Emma Stepto is especially worthy of mention because, having just turned 45 years of age, she is eligible to challenge at the masters level for the over-45 women’s marathon record. The British over-45 women’s record is currently held by Joyce Smith, who set the time of 2:32:48 back at the Los Angeles Olympics in 1984. Stepto only began running competitively in her 30s, and has a personal best in the marathon of 2:32:40.
Now 41, it is certainly conceivable that Radcliffe could break this record in a few years were she fit and willing. Whatever, her time on Sunday of 2:36:55 placed her at the head of all other female club runners: Breege Connolly was the next best, with a time of 2:37:24; and third in this field came Jenny Spink, in 2:37.35. All of these athletes were well inside the qualification standard set for the 2016 Olympic Games in Rio, which for the women requires a time of 2 hours and 42 minutes.
With Radcliffe competing in London without an ideal period of preparation, it may even be wondered whether she could feasibly make a return to the top level of the sport. Again, her past victories in London and Chicago were achieved in times of 2:18:56, 2:17:18, 2:15:25, and 2:17:42 – and of course, racing at such a high standard, it takes incredible effort to shave even seconds, never mind minutes, from a time.
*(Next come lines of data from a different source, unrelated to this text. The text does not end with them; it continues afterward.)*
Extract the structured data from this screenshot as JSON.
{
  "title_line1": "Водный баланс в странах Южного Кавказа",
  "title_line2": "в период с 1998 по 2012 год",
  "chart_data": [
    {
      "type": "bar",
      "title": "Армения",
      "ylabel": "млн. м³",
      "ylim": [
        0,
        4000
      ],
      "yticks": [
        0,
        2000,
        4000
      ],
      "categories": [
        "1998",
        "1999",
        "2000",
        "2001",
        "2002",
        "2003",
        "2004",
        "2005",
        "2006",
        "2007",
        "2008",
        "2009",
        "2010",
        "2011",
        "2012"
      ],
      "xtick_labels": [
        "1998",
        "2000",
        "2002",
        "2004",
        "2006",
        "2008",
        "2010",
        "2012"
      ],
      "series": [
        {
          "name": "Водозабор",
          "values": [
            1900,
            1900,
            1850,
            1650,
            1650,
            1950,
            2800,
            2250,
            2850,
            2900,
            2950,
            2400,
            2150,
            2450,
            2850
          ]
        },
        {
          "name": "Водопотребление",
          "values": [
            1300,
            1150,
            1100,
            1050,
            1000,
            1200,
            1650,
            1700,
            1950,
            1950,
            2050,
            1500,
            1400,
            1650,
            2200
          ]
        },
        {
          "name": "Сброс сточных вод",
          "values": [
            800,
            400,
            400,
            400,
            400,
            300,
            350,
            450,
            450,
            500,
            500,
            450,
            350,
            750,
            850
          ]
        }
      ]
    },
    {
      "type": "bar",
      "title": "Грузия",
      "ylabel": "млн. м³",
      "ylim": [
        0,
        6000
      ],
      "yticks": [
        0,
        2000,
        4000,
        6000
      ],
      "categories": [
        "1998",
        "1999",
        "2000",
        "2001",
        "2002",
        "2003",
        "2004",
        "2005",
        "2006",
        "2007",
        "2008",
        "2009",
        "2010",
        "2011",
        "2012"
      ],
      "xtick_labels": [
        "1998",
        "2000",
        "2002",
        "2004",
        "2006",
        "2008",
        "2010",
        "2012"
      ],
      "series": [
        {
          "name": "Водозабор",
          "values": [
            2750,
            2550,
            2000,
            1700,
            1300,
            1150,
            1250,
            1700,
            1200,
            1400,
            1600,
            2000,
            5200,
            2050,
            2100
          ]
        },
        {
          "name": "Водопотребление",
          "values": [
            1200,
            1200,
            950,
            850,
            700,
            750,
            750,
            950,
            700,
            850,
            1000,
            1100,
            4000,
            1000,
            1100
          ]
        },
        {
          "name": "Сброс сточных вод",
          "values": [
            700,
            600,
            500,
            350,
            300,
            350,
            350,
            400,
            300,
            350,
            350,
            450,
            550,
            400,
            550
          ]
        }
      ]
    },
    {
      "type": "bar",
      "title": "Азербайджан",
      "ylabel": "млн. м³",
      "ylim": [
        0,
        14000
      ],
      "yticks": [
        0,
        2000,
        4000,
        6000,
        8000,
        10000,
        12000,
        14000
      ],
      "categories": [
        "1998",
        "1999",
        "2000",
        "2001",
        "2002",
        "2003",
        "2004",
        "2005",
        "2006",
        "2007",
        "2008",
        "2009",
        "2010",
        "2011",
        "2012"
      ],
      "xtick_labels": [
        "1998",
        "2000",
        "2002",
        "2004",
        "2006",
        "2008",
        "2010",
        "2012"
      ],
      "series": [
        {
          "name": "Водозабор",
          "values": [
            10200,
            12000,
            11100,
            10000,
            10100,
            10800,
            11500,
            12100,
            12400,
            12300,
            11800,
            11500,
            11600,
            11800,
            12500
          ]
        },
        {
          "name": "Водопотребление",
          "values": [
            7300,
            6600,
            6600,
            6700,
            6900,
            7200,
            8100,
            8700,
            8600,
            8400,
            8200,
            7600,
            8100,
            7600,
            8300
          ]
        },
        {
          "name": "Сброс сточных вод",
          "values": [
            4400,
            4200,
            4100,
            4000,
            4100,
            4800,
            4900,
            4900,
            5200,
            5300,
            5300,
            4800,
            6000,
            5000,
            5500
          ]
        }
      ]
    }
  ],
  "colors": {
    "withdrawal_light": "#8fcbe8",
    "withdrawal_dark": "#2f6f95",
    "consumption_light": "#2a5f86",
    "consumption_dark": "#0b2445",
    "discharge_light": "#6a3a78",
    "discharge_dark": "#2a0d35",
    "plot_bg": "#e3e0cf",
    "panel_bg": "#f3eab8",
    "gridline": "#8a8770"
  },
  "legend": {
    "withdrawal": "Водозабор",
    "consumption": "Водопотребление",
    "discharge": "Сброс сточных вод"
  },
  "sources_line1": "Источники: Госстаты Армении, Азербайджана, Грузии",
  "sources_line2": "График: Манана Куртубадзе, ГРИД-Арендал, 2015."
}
Radcliffe’s three successes in New York came with times of 2:23:10, 2:23:09, and 2:23:56.
In the loosely elaborated celebrity standings, referred to during the BBC’s coverage of the marathon on Sunday, Radcliffe – a debatable member of the cast – was the clear victor. She was followed by James Cracknell, Olympic gold medallist in the coxless four rowing in 2000 and 2004, now 42 years old, who managed a time of 2:50:43; and by Jenson Button, the 35-year-old Formula One driver, who broke his previous best of 2 hours and 58 minutes to finish in 2:52:30.